Held every January, National School Choice Week is just around the corner. As we approach this date, I can’t help but think of how a single initiative has become one of the most controversial topics in education today. Proponents of school choice argue that vouchers empower parents to make choices for their child, based on their child’s unique needs, interests and learning styles. On the other hand, opponents of school choice and the voucher system assert that school vouchers take money away from the public school system, and vouchers do not benefit all students, since private schools still have the ability to pick and choose which students attend and could possibly discriminate against certain students. No matter what side you find yourself aligning with, the emotions surrounding this topic are definitely intense!!
One reason school choice has become a major point of contention is due to the fact that there are so many options for parents today. Our education institutions offer a wide range of school types, and parents are bombarded with choices that they may not have had just a few decades earlier. This can be especially tricky for parents to maneuver through as we learned in Jess’ December‘s blog, School Images Matter: What Do They Say? When it comes to school choice, everything is not as they appear to be. School vouchers are also not new. Although this debate over school choice has accelerated in recent years, according to the Economic Policy Institute, the idea of using public funding for private schooling dates back to the 1960s when civil rights activists began to argue for racial equality in the segregated public school system. Another reason why this is such a divided issue is one can argue that both sides have reasonably valid points.
Today, the argument for and against school choice and vouchers may look something like this…
Those advocating for school vouchers assert that-
- School vouchers empower parents to make the best choice in meeting the unique needs of their child.
- School vouchers eliminate the need for parents to pay twice for their children’s education: once in tax dollars and again in tuition costs.
- School vouchers meet children’s needs more effectively by allowing them to go to the school that is the best fit for them, rather than the one that is simply in the neighborhood.
- The government-run education system currently isn’t working; schools are failing and students are falling through the cracks.
- A voucher system promotes competition between area schools, which raises the bar on the standard of education throughout all schools, including public schools.
- Vouchers offer students in low-income areas with poorly performing schools a chance at a better education and the opportunity to break the cycle of poverty.
Source: King, 2013-Does School Choice Lead to Educational Equality? http://research.monm.edu/mjur/files/2011/04/School_Choice_2011.pdf
While some see the benefits of school vouchers as a step in the right direction, there are many who argue that there are several drawbacks to the system as well.
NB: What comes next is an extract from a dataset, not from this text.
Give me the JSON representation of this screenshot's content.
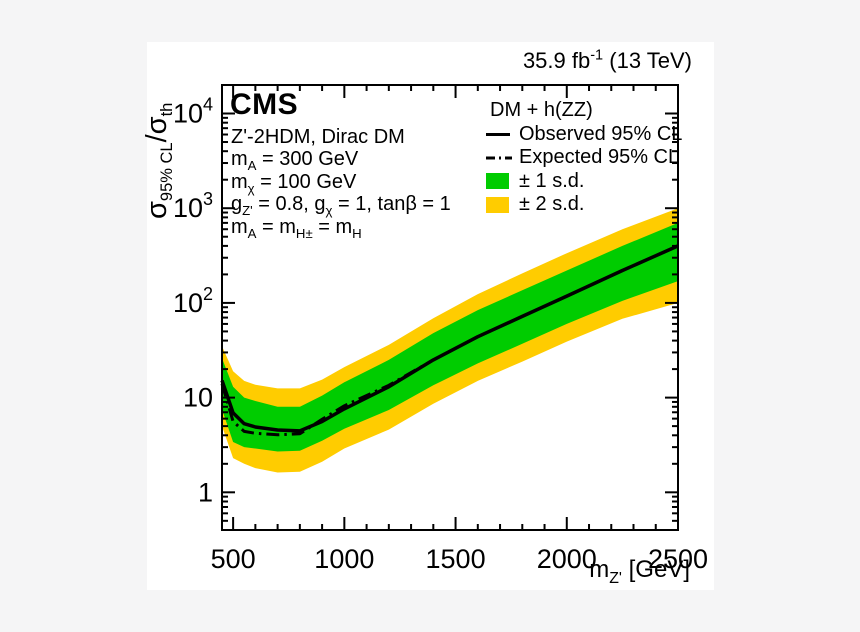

Those who oppose a school voucher system often present the following arguments-
- School vouchers take money away from the public school system – and budgets currently are so tight in many school districts across the country, additional cuts could seriously undermine public education.
- Vouchers do not benefit all students, since private schools still have the ability to pick and choose which students attend their schools.
- School vouchers skim the best students away from the public school system, making it that much more difficult for public schools to make the grade on high stakes exam and get subsequent funding for higher scores.
- A school voucher system tends to divide the country, while public education serves to unite it.
Source: King, 2013-Does School Choice Lead to Educational Equality?http://research.monm.edu/mjur/files/2011/04/School_Choice_2011.pdf
The flames have intensified even more with the new pick/nomination for Secretary of Education. Even some proponents of expanding choice options are voicing deep concerns that this nominee favors an unbridled approach to school choice, with too little oversight and accountability. She is known as a champion of vouchers and an advocate for expanding charter schools in a broader push for greater school choice. Her lack of any experience or background in public education is unprecedented for this position. Furthermore, neither she, nor her children, have ever attended a public school. Her controversial confirmation hearing began yesterday. She was grilled aggressively on her stance to use this position to privatize education. Her hearing is likely to raise questions concerning her using the position of Secretary of Education to promote the expansion of private school voucher programs in public education. To be fair, this nominee has stated publically that she is for better quality education for all children, and she will be an advocate for public schools. However, based on her background, I am concern that the very best educational options will only be available to the affluent (to those who can afford to pay for it).
It saddens me that this issue has become so volatile, political and divisive. There are few topics as fiercely debated in the world of education today as school choice and voucher programs. The issue becomes particularly prevalent in areas where public schools are not making the grade. For me, the bottom line is how can we work together to give our kids the best education with opportunities to become a productive, contributing member of society? The issue should never be about Republicans versus Democrats or Liberals set against Conservatives. It should always start with what’s best for kids. I also believe part of the problem is not all of what’s being said about school choice is rooted in cold hard facts. There are common myths that circulate about school choice and voucher programs. Time magazine even published an interesting article entitled The 5 Biggest Myths about School Vouchers. This is why we have to continually educate the public and each other so we can make inform decisions as parents and as educators regarding school choice.
No doubt, school choice will continue to be a hot topic for parents and educators across this country; the issue will only intensified as we get ready to swear in our next president and all of his cabinet picks. It may be some time before enough voucher systems are put in place to provide sufficient research and data for a final determination on whether these programs can actually benefit the students they serve. Alaina Adams said it best, in her October blog “Oh the Places of School Choice,” when she posed these two questions: “So how can we cultivate a public education system that inspires students to choose to attend our neighborhood schools?” “If students could dream big, what might they want their neighborhood schools to look and sound like to meet the intersecting needs of their passions and academics?”
Ultimately, we’re all in this together, advocating for the same educational promise and opportunity that every child deserves.